A radiator contains 25 quarts of a water and antifreeze solution of which 60% is antifreeze. How much of this solution should be drained and replaced with water for the new solution to be 40% antifreeze?
Can somebody please explain how it's done?
A radiator contains 25 quarts of a water and antifreeze solution of which 60% is antifreeze. How much of this solution should be drained and replaced with water for the new solution to be 40% antifreeze?
Can somebody please explain how it's done?
1. The actual mixture contains
$\displaystyle 25\ quarts \cdot 0.6 = 15\ quarts$ of pure anti-freeze.
2. The desired mixture should contain
$\displaystyle 25\ quarts \cdot 0.4 = 10\ quarts$ of pure anti-freeze.
3. That means you have to remove that amount of the actual mixture (call it x) which contains exactly 5 quarts of pure anti-freeze:
$\displaystyle x \cdot 0.6 = 5~\implies~x = \dfrac{25}3\ quarts$
Oh, wait scrap what I said. I think I get it now!!!!!!!! omg THANK YOU.
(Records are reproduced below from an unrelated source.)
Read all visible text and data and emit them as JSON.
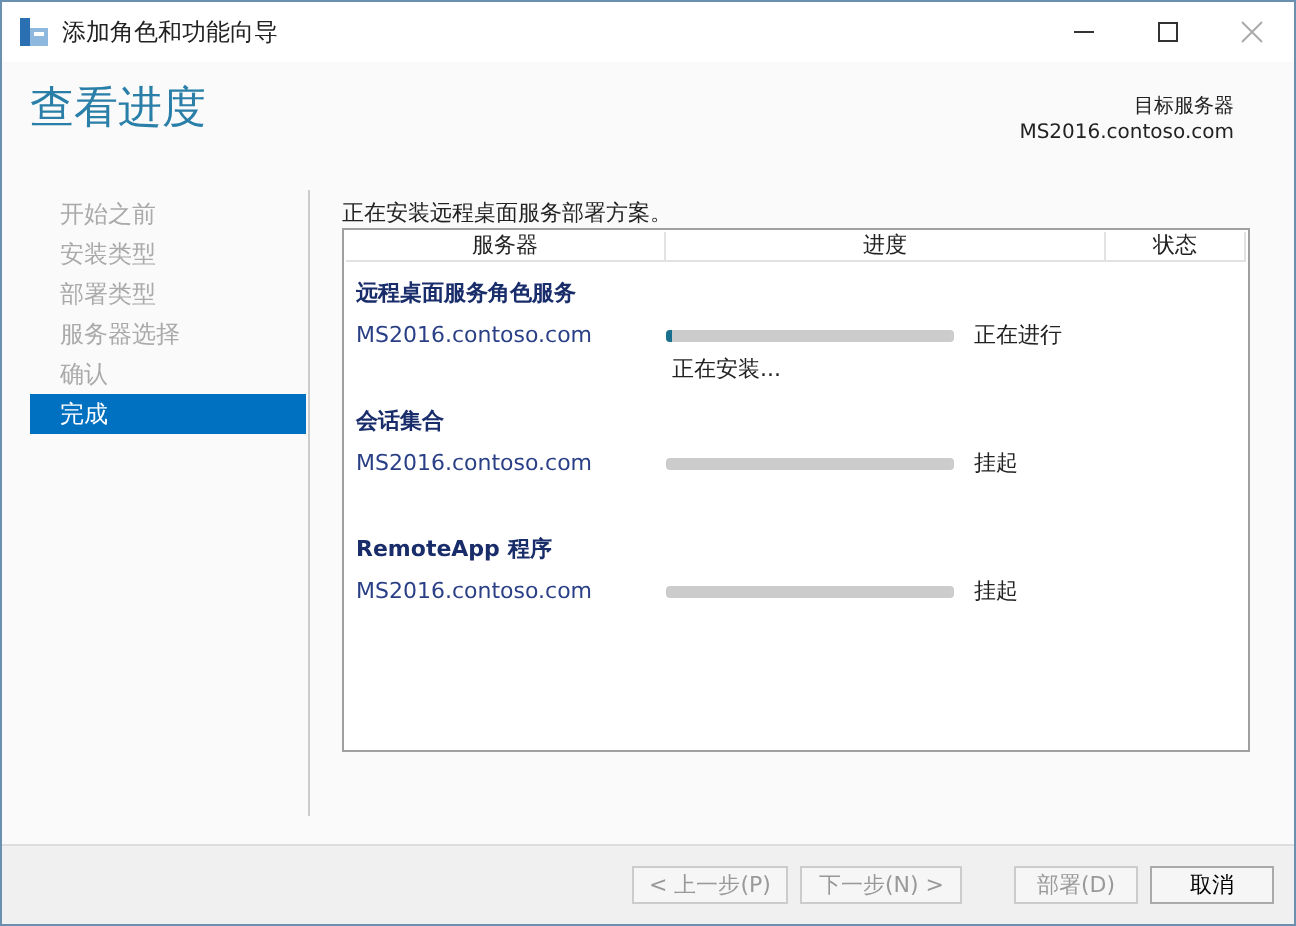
{
  "window": {
    "title": "添加角色和功能向导"
  },
  "header": {
    "title": "查看进度",
    "target_label": "目标服务器",
    "target_server": "MS2016.contoso.com"
  },
  "steps": [
    {
      "label": "开始之前",
      "selected": false
    },
    {
      "label": "安装类型",
      "selected": false
    },
    {
      "label": "部署类型",
      "selected": false
    },
    {
      "label": "服务器选择",
      "selected": false
    },
    {
      "label": "确认",
      "selected": false
    },
    {
      "label": "完成",
      "selected": true
    }
  ],
  "intro": "正在安装远程桌面服务部署方案。",
  "table": {
    "columns": [
      "服务器",
      "进度",
      "状态"
    ],
    "groups": [
      {
        "name": "远程桌面服务角色服务",
        "rows": [
          {
            "server": "MS2016.contoso.com",
            "level": 0.02,
            "status": "正在进行",
            "detail": "正在安装..."
          }
        ]
      },
      {
        "name": "会话集合",
        "rows": [
          {
            "server": "MS2016.contoso.com",
            "level": 0,
            "status": "挂起"
          }
        ]
      },
      {
        "name": "RemoteApp 程序",
        "rows": [
          {
            "server": "MS2016.contoso.com",
            "level": 0,
            "status": "挂起"
          }
        ]
      }
    ]
  },
  "buttons": [
    {
      "label": "< 上一步(P)",
      "disabled": true
    },
    {
      "label": "下一步(N) >",
      "disabled": true
    },
    {
      "label": "部署(D)",
      "disabled": true
    },
    {
      "label": "取消",
      "disabled": false
    }
  ]
}
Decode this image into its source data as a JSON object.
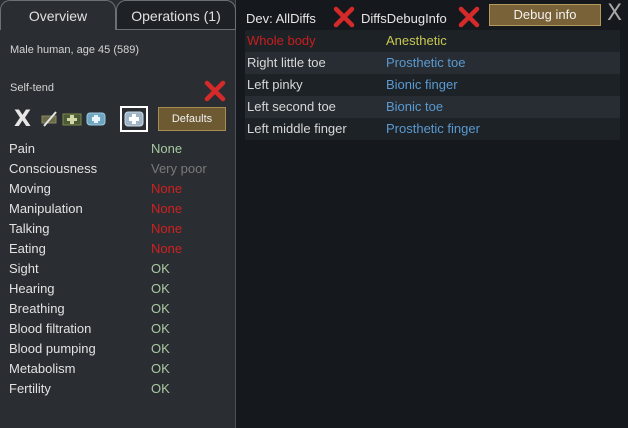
{
  "tabs": {
    "overview": "Overview",
    "operations": "Operations (1)"
  },
  "pawn": {
    "summary": "Male human, age 45 (589)"
  },
  "self_tend": {
    "label": "Self-tend"
  },
  "care": {
    "x_glyph": "X",
    "defaults_label": "Defaults"
  },
  "capacities": [
    {
      "name": "Pain",
      "value": "None",
      "color": "#a8c8a0"
    },
    {
      "name": "Consciousness",
      "value": "Very poor",
      "color": "#7a7a7a"
    },
    {
      "name": "Moving",
      "value": "None",
      "color": "#d02020"
    },
    {
      "name": "Manipulation",
      "value": "None",
      "color": "#d02020"
    },
    {
      "name": "Talking",
      "value": "None",
      "color": "#d02020"
    },
    {
      "name": "Eating",
      "value": "None",
      "color": "#d02020"
    },
    {
      "name": "Sight",
      "value": "OK",
      "color": "#a8c8a0"
    },
    {
      "name": "Hearing",
      "value": "OK",
      "color": "#a8c8a0"
    },
    {
      "name": "Breathing",
      "value": "OK",
      "color": "#a8c8a0"
    },
    {
      "name": "Blood filtration",
      "value": "OK",
      "color": "#a8c8a0"
    },
    {
      "name": "Blood pumping",
      "value": "OK",
      "color": "#a8c8a0"
    },
    {
      "name": "Metabolism",
      "value": "OK",
      "color": "#a8c8a0"
    },
    {
      "name": "Fertility",
      "value": "OK",
      "color": "#a8c8a0"
    }
  ],
  "debug_bar": {
    "all_diffs_label": "Dev: AllDiffs",
    "diffs_debug_label": "DiffsDebugInfo",
    "debug_info_label": "Debug info",
    "close_glyph": "X"
  },
  "diffs": [
    {
      "part": "Whole body",
      "state": "Anesthetic",
      "part_color": "#c81e1e",
      "state_color": "#c8c850"
    },
    {
      "part": "Right little toe",
      "state": "Prosthetic toe",
      "part_color": "#d8d8d8",
      "state_color": "#5a9ad0"
    },
    {
      "part": "Left pinky",
      "state": "Bionic finger",
      "part_color": "#d8d8d8",
      "state_color": "#5a9ad0"
    },
    {
      "part": "Left second toe",
      "state": "Bionic toe",
      "part_color": "#d8d8d8",
      "state_color": "#5a9ad0"
    },
    {
      "part": "Left middle finger",
      "state": "Prosthetic finger",
      "part_color": "#d8d8d8",
      "state_color": "#5a9ad0"
    }
  ]
}
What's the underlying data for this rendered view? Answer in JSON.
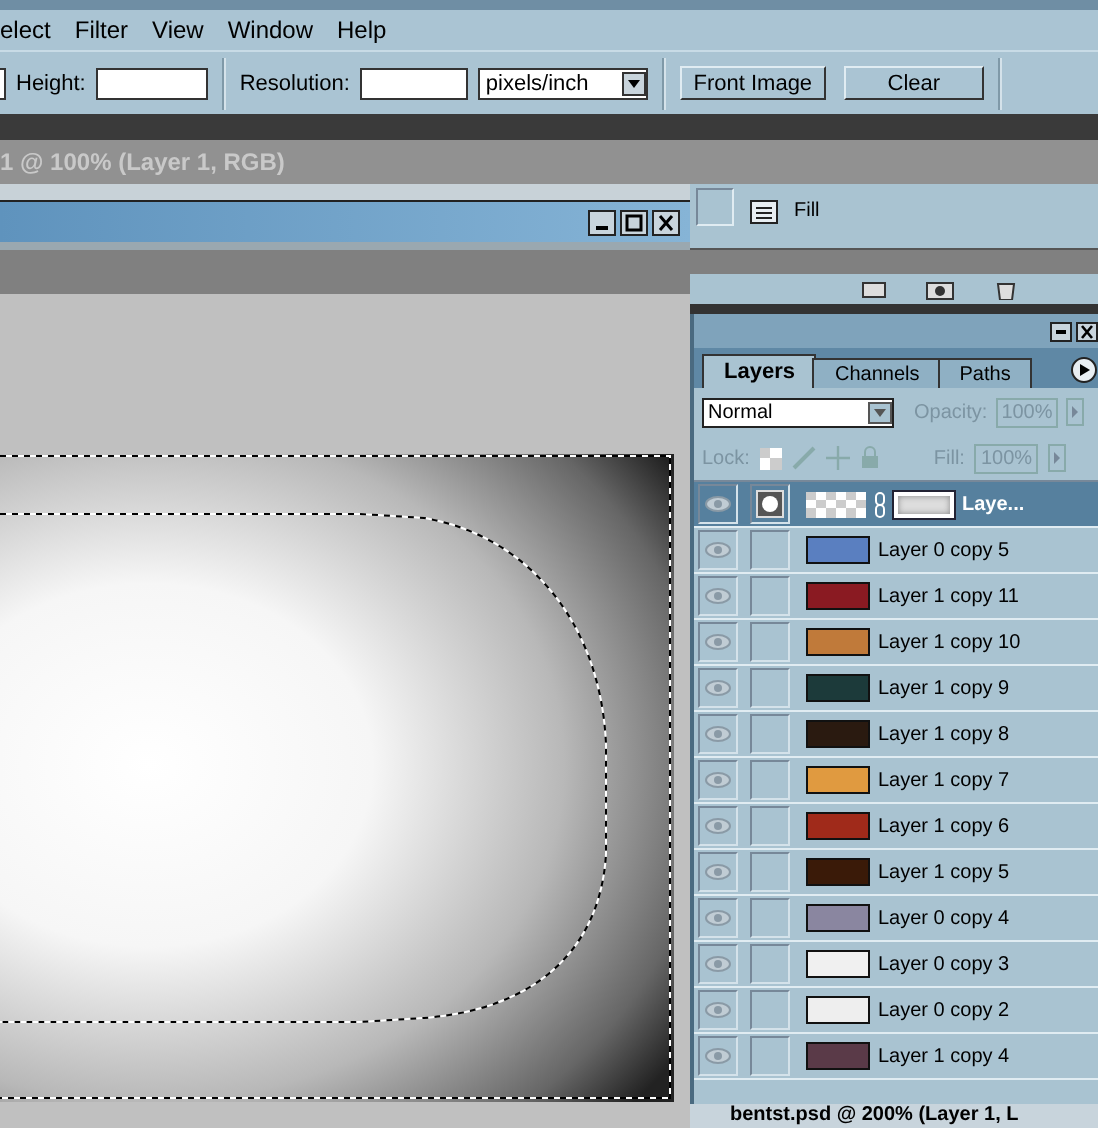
{
  "menu": [
    "elect",
    "Filter",
    "View",
    "Window",
    "Help"
  ],
  "options_bar": {
    "height_label": "Height:",
    "resolution_label": "Resolution:",
    "unit": "pixels/inch",
    "buttons": [
      "Front Image",
      "Clear"
    ]
  },
  "document_title": "1 @ 100% (Layer 1, RGB)",
  "actions_panel": {
    "item": "Fill"
  },
  "layers_palette": {
    "tabs": [
      {
        "label": "Layers",
        "selected": true
      },
      {
        "label": "Channels",
        "selected": false
      },
      {
        "label": "Paths",
        "selected": false
      }
    ],
    "blend_mode": "Normal",
    "opacity_label": "Opacity:",
    "opacity": "100%",
    "lock_label": "Lock:",
    "fill_label": "Fill:",
    "fill": "100%",
    "layers": [
      {
        "name": "Laye...",
        "kind": "mask",
        "selected": true,
        "color": "#ffffff"
      },
      {
        "name": "Layer 0 copy 5",
        "kind": "image",
        "selected": false,
        "color": "#5a7fc0"
      },
      {
        "name": "Layer 1 copy 11",
        "kind": "image",
        "selected": false,
        "color": "#8a1a22"
      },
      {
        "name": "Layer 1 copy 10",
        "kind": "image",
        "selected": false,
        "color": "#c07a3a"
      },
      {
        "name": "Layer 1 copy 9",
        "kind": "image",
        "selected": false,
        "color": "#1c3a3a"
      },
      {
        "name": "Layer 1 copy 8",
        "kind": "image",
        "selected": false,
        "color": "#2a1a10"
      },
      {
        "name": "Layer 1 copy 7",
        "kind": "image",
        "selected": false,
        "color": "#e09a40"
      },
      {
        "name": "Layer 1 copy 6",
        "kind": "image",
        "selected": false,
        "color": "#a02a1a"
      },
      {
        "name": "Layer 1 copy 5",
        "kind": "image",
        "selected": false,
        "color": "#3a1a08"
      },
      {
        "name": "Layer 0 copy 4",
        "kind": "image",
        "selected": false,
        "color": "#8a86a0"
      },
      {
        "name": "Layer 0 copy 3",
        "kind": "image",
        "selected": false,
        "color": "#f0f0f0"
      },
      {
        "name": "Layer 0 copy 2",
        "kind": "image",
        "selected": false,
        "color": "#eeeeee"
      },
      {
        "name": "Layer 1 copy 4",
        "kind": "image",
        "selected": false,
        "color": "#5a3a48"
      }
    ]
  },
  "status_window_title": "bentst.psd @ 200% (Layer 1, L"
}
Err..okay I have another one:
A gardener has 26lb of a mixture of fertilizer and weed killer. If 1 lb of the mixture is replaced by weed killer the result is a mixture that is 5 % weed killer. What percent of the original mixture was weed killer?
There doesn't need to be an answer, just steps on how to get there. Thanks!
Hello, strigy!
Let $\displaystyle x$ = percent of weed killer (WK) in original mixture.A gardener has 26lb of a mixture of fertilizer and weed killer.
If 1 lb of the mixture is replaced by weed killer the result is a mixture that is 5% weed killer.
What percent of the original mixture was weed killer?
He starts with 26 lbs of mix which is $\displaystyle x\%$ weed killer.
. . It contains: .$\displaystyle {\color{blue}26x}$ lbs of WK.
One pound of mix is removed.
. . It contains: .$\displaystyle {\color{blue}x}$ lbs of WK.
One pound of pure (100%) WK is added.
. . It contains: .$\displaystyle {\color{blue}1}$ lb of WK.
Hence, the final mix contains: .$\displaystyle 26x - x + 1 \:=\:{\color{red}25x + 1}$ lbs of WK.
But we know that the final mix will be 26 lbs which is 5% WK.
. . So it contains: .$\displaystyle (26)(0,05) \;=\;{\color{red}1.3}$ lbs of WK.
We just described the amount of WK in the final mix in two ways.
There is our equation! . . . $\displaystyle \boxed{25x + 1 \;=\;1.3}$
Solve for $\displaystyle x\!:\quad 25x \:=\:0.3 \quad\Rightarrow\quad x \:=\:\frac{0.3}{25} \:=\:0.012 \;=\;1.2\%$